Nicole gripped one of the stools toward the side of the front desk and collapsed upon it, placing her elbows on the counter. 

“You okay, sis?” Casey asked.

“Just a little overwhelmed,” Nicole breathed. “I felt those debts like this impossible weight. And now...”

Heather placed a hand on Nicole’s back and massaged it evenly. The three sisters and Abby held the silence as they considered what this now meant. 

“No more dealing with the Snow family after this,” Casey murmured. 

“And we could do whatever we want with the property...” Heather countered. 

Casey’s face brightened. “You know, I’ve thought about different ways we could use this space...”

Both Heather and Nicole ogled her with curiosity. She’d given up her profession as an architect years before; did she still crave that kind of creation?

“I mean, come on. If we’re all going to live in Bar Harbor together, it’s not like we can just live in the Keating House,” Casey offered with a playful shrug.

“You’d design another house for us?” Nicole asked. “I mean, it could be for you and Grant— if you decide, well...”

“To stay? Honey, it’s not like I’ve made a run for the exit,” Casey said. “I think the Harvey girls might be here to stay.”
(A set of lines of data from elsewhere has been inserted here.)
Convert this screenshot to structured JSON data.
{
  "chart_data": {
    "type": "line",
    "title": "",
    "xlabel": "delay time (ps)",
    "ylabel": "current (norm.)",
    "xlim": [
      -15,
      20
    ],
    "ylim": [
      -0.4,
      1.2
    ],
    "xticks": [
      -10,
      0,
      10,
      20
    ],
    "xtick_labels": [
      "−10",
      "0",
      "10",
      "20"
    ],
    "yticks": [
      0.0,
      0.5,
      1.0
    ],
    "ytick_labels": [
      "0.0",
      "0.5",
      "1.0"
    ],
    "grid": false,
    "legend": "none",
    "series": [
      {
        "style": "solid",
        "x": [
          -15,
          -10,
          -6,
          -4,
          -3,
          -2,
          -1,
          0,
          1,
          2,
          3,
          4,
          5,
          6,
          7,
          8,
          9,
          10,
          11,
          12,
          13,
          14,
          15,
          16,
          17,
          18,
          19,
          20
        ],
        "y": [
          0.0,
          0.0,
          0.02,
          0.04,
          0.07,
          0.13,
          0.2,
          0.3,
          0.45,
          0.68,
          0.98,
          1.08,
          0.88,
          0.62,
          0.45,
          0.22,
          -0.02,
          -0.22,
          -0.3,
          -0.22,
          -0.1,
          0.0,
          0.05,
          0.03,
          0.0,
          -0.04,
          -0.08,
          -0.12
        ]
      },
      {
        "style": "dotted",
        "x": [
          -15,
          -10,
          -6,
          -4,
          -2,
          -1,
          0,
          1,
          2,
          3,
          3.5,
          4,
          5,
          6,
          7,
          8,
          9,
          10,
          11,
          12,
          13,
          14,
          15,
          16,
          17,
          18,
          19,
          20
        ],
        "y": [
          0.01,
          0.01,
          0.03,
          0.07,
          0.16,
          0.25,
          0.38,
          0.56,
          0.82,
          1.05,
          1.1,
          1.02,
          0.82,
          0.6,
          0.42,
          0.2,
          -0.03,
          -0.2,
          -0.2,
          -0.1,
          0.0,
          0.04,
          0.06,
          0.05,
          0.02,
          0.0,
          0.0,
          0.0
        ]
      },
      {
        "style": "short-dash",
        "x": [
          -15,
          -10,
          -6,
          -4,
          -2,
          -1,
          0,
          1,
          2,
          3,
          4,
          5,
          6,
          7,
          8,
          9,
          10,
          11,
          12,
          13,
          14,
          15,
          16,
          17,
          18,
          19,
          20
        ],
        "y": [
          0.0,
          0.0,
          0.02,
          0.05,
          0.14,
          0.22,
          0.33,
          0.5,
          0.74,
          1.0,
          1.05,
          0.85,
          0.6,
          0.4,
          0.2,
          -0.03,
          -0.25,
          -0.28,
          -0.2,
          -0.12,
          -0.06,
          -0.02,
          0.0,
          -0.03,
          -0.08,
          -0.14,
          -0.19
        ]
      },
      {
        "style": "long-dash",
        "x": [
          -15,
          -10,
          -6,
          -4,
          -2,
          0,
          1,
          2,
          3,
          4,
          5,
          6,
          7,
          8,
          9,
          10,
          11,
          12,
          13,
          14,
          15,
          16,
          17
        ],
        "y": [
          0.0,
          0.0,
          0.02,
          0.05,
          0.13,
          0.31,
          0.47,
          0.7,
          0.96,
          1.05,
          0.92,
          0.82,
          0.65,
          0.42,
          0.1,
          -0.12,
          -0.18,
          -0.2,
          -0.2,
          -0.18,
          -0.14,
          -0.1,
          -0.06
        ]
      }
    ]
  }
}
Nicole leaped from the stool and wrapped her arms around her older sister, overwhelmed with excitement. In her wildest dreams, she never could have imagined that she’d have her favorite people in the world there alongside her, operating her father and uncle’s greatest dream. 

Now, because of the generosity of a tortured man, a once-evil and now terribly sad man, they would have full operation of the land on which the Keating Inn and Acadia Eatery stood. It meant the world. 

“Oh! And Grant can come live here with us!” Nicole offered brightly as she dotted a handkerchief across her cheek. 

Casey’s face was difficult to read. “Yes! If he ever comes back.” Her laughter was ominous, but she immediately launched into a scheme she had about another house close to the line of trees, off to the left of the Keating House, which would allow them a bit of privacy and a huge garden in-between. Apparently, she didn’t want to touch the issue of her husband with a ten-foot pole. They’d spent so much of their life apart. 

Nicole wondered why. But these moments were too delirious, too happy for her to press into the darkness and demand answers. The sisters and Abby made a plot to meet up after the lunch rush to discuss plans all the more. 

“Oh! And call Bob back,” Nicole said brightly. “Tell him it’s a go on our side.”

“I can already tell that he thinks it’s all his doing,” Casey said with a laugh as she grabbed her phone. “He doesn’t know one of our own got a little cozy with the likes of Evan Snow.”

“Not cozy,” Nicole corrected. “I just... He let me see something about himself. Something he can’t take back. And I think, for whatever reason, he’s grateful to be seen. I don’t think anyone has really seen him for who he is in years and years.”

Casey nodded, her eyes shadowed with the seriousness of the story. Heather, however, countered, “Yes. And it doesn’t hurt that you’re one of the most beautiful women of Bar Harbor and you gave him a little attention.” She then winked as Nicole blushed. 

“You have a way with words, Heather,” Nicole said, rolling her eyes. 

“Never forget! I’m a writer,” Heather returned with a silly laugh.